Очерки Б. Зайцева, его последняя книга («Улица Св. Николая») – вот этот женственный мазохизм.

Зайцев не кидается, подобно Волошину, в «пасть». Он никуда не кидается, он самособирается, самозавивается: его жертвенность устремлена внутрь.

Оба поклонились Року, Неизбежности, Судьбе; оба вне борьбы; но Волошин обязательно лезет на ближайший рожон, Зайцев жмется по стенке.

«Есть Судьба. Хочешь не хочешь – ее примешь. Я уже принял… Прохожу сквозь тебя, жизнь, и посматриваю…». «Ну, несись, черный корабль… кровавя след за собой. Твори судьбу». И далее: «Все – сон. Все – нежность, стон любви, томленье смерти». «Смерть – наш хозяин; кровь – утучненье полей; стон – песня».

Тут соблазн искусства еще, пожалуй, сильнее. Потому что сам этот мазохизм, безвольное, безбольное умиранье, истаиванье, особенно соблазнителен по нашим временам: чем жестче борьба и жизнь – тем слаще и проще уйти, закрыться, истаять тихо, истеплиться крошечной свечечкой. Не тут ли правда? И разве не красиво?

На бренность этой красоты, на неподлинность этой правды может открыть глаза Любовь. Кому и зачем жертва, если: «привет бесцельности!» И что за искусство, падающее, замирающее, истаивающее, – ведь «хозяин всего – Смерть?»

Мне вспомнилась здесь третья книга, третьего современного писателя. Почему? Он стоит как будто в стороне. И жертвенности в его книге как будто нет…

Эта книга «Конь вороной» Ропшина. Подойдем к ней с художественной стороны. Через эстетику доберемся и до сущности.

Автор хочет сделать его продолжением своего первого романа («Конь блед», 1909 г.). Сближает заглавия, выводит того же героя… Автор как будто хочет, чтобы мы судили вторую книгу в связи с первой. Будем судить.

В «Коне бледном» главное действие – внутреннее, рост души героя. В центре – одна из глубочайших моральных проблем – о праве человека убить. Герой постепенно переносит для себя эту проблему в плоскость религиозную, но переносит не рассудочно, а естественно, как бы не по воле автора, а по законам внутренней логики. Только художник мог нам так показать этот процесс. Не менее тонко сделано и подхождение героя к «жертвенности» (в «Коне бледе»), совсем иной, чем у Волошина и Зайцева.

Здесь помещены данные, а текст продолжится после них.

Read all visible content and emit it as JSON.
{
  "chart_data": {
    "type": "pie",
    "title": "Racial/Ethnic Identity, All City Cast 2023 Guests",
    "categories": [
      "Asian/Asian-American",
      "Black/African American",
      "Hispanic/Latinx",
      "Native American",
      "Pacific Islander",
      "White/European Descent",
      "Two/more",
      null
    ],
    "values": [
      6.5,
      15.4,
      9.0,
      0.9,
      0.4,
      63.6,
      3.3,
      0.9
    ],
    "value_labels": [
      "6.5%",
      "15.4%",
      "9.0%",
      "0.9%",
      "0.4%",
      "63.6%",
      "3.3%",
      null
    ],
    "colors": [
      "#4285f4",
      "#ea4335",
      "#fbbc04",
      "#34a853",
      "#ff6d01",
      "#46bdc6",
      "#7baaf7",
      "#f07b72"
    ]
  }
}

Жорж понял, через любовь к другу и любовь к женщине (и опять не умственно, а кожно, действенно), что убить для себя нельзя никогда, что это вина неискупимая. А если и поднимает еще человек тяжесть вины – убийства не для себя, – то нужно ему принять и ее искупленье – готовность к жертве. Не жертва – искупленье, а именно готовность к ней. А совершится она или не совершится – это уж «не моя, а Твоя да будет воля».